Author Topic: 14th Amendment and Equal Rights of Aliens/Denizens  (Read 1009 times)

Hugh Damright

  • friend
  • Member
  • ***
  • Posts: 131
14th Amendment and Equal Rights of Aliens/Denizens
« on: September 13, 2010, 01:41:37 PM »


I am finding something confusing about the 14th Amendment's "equal protection" clause and the RKBA. If we look at the legislative history of the 14th Amendment, beginning with the Freedmen's Bureau Bill, it seems clear to me that the 39th Congress intended to end racially discriminatory gun laws:

"full and equal benefit of all laws and proceedings for the security of person and estate, including the constitutional right of bearing arms, are [not to be] refused or denied ... on account of race"

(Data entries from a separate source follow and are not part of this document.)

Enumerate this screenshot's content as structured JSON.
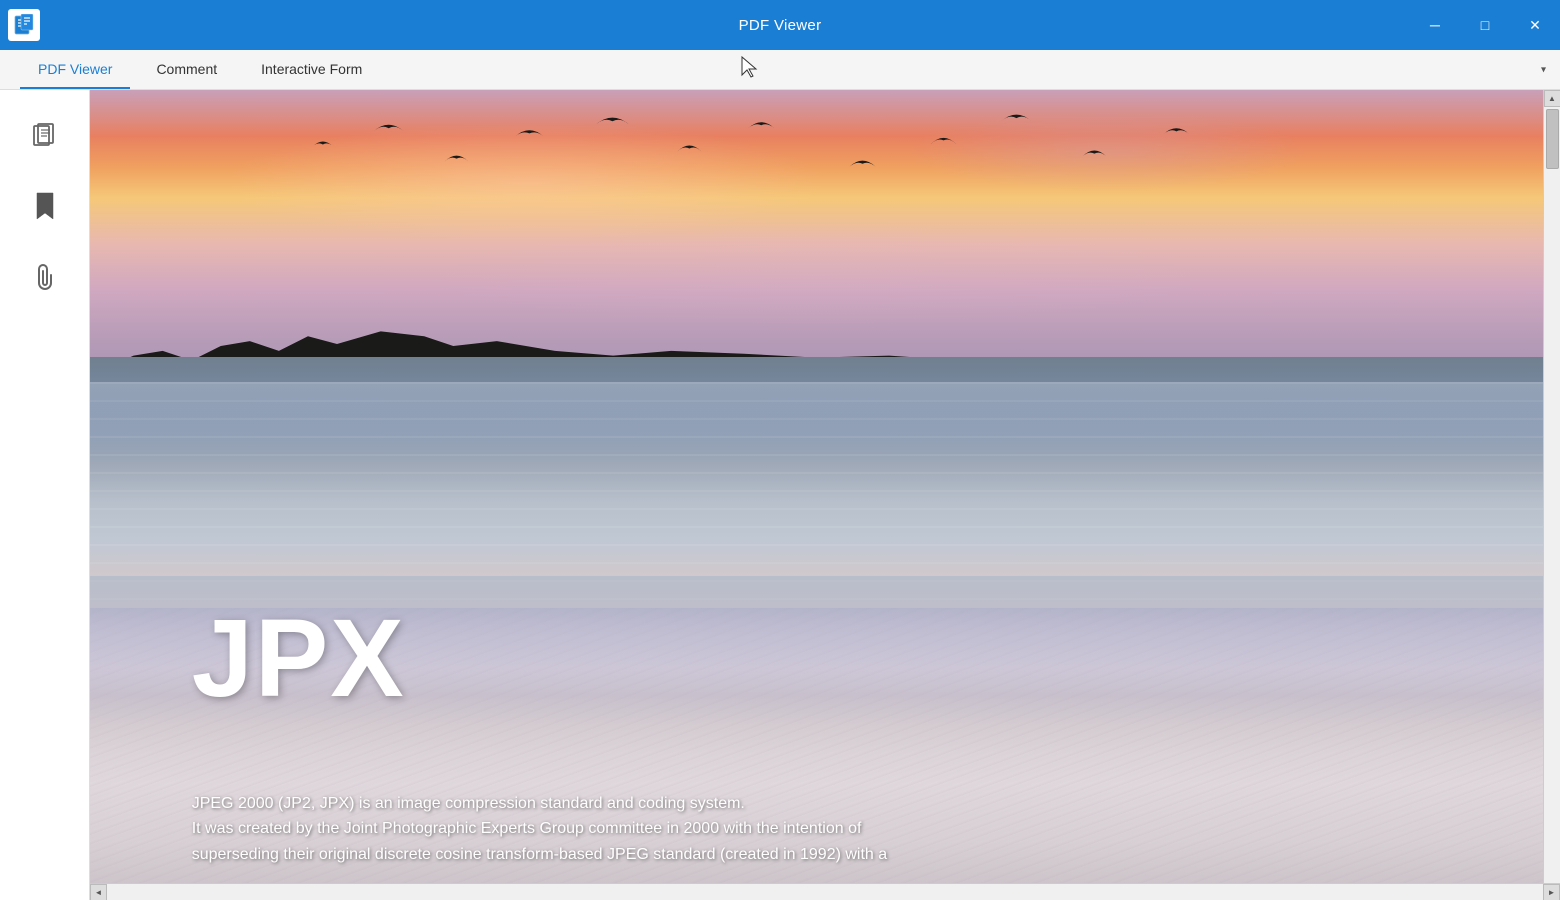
{
  "titlebar": {
    "title": "PDF Viewer",
    "minimize_label": "─",
    "maximize_label": "□",
    "close_label": "✕"
  },
  "tabs": [
    {
      "id": "pdf-viewer",
      "label": "PDF Viewer",
      "active": true
    },
    {
      "id": "comment",
      "label": "Comment",
      "active": false
    },
    {
      "id": "interactive-form",
      "label": "Interactive Form",
      "active": false
    }
  ],
  "sidebar": {
    "icons": [
      {
        "id": "pages-icon",
        "symbol": "⧉",
        "label": "Pages"
      },
      {
        "id": "bookmark-icon",
        "symbol": "🔖",
        "label": "Bookmarks"
      },
      {
        "id": "attachment-icon",
        "symbol": "📎",
        "label": "Attachments"
      }
    ]
  },
  "pdf_content": {
    "title": "JPX",
    "description_line1": "JPEG 2000 (JP2, JPX) is an image compression standard and coding system.",
    "description_line2": "It was created by the Joint Photographic Experts Group committee in 2000 with the intention of",
    "description_line3": "superseding their original discrete cosine transform-based JPEG standard (created in 1992) with a"
  },
  "colors": {
    "titlebar_bg": "#1a7fd4",
    "tab_active_color": "#1a7fd4",
    "tab_underline": "#1a7fd4"
  }
}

Then came the 1866 Civil Rights Act which seems to have had the same meaning:

"citizens, of every race and color ... shall have ... full and equal benefit of all laws and proceedings for the security of person and property, as is enjoyed by white citizens"

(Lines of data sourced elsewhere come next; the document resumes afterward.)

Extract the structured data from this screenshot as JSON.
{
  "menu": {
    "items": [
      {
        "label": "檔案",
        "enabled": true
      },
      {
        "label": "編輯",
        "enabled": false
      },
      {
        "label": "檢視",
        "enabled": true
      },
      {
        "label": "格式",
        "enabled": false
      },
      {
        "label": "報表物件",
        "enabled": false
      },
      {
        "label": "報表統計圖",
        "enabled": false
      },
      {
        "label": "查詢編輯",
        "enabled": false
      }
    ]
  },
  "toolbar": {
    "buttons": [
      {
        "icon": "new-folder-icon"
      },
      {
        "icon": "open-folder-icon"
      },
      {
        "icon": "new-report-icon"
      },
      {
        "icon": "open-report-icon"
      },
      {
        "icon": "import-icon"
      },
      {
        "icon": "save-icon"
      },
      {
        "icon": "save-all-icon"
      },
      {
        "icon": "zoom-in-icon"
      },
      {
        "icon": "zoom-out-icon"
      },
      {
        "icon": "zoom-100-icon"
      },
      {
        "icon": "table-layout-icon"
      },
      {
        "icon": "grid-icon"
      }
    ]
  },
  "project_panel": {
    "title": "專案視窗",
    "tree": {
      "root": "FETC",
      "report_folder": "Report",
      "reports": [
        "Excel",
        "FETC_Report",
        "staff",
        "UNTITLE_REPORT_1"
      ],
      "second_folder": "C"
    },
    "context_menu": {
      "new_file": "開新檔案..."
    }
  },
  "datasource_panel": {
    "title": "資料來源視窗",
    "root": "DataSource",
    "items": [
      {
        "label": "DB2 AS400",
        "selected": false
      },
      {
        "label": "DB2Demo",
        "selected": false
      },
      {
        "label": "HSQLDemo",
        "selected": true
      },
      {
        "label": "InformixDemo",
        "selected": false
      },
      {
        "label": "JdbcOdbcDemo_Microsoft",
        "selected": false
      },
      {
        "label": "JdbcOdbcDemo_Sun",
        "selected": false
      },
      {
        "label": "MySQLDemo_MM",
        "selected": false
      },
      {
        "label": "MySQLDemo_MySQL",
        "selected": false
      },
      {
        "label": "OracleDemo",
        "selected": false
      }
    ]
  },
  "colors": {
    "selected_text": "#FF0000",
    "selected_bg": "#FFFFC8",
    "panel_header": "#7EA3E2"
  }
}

Then the 14th Amendment came along, but it's equal protection clause doesn't regard "citizens" but rather "persons". It says:

"No State shall... deny to any person within its jurisdiction the equal protection of the laws."

The way this seems to read, a State cannot have gun laws (or any laws) which discriminate against any person. So, for instance, if a State issues CCW permits, then they have to issue them to any person, and cannot discriminate against people who are not citizens of that State. Or, if an illegal alien wants to buy a gun, he must have an equal right to do so.

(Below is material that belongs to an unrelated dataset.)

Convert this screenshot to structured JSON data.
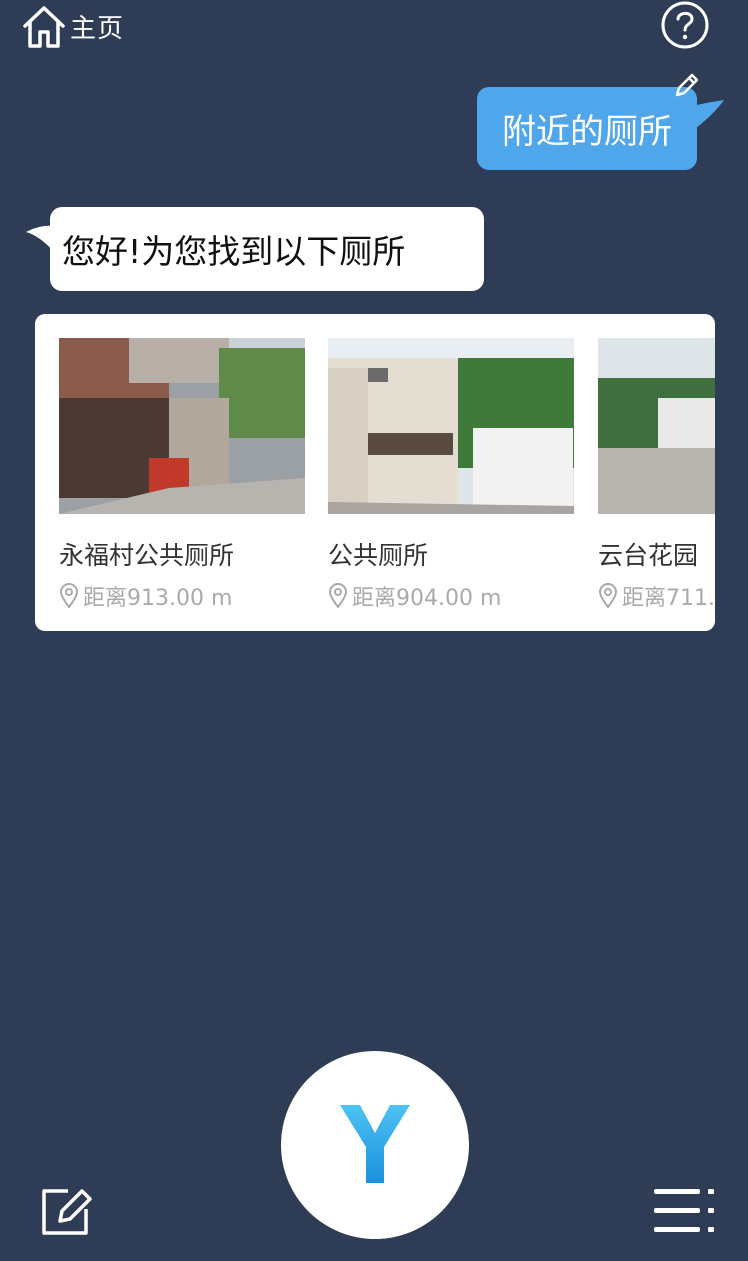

Am I reading this wrong? Did the 39th Congress intend to end discrimination against aliens within the scope of "laws and proceedings for the security of person and property" including gun laws? Why else did they say that no State shall deny equal protection to any person rather than  saying that no State shall deny equal protection to any citizen?

And why did it change from "laws for the security of person and property" to just "the laws"? It seems obvious that it can't mean what it says, as if all laws must provide equal protection, because that would mean that laws which said that whites could vote and blacks could not vote violated the 14th Amendment, and this seems unquestionably false. Based upon the legislative history, I think that "equal protection of the laws" might really mean "equal protection of the laws regarding the security of person and property i.e. the scope is more narrow than it appears. But I do not see how to construe the word "person" to exclude aliens or anyone else.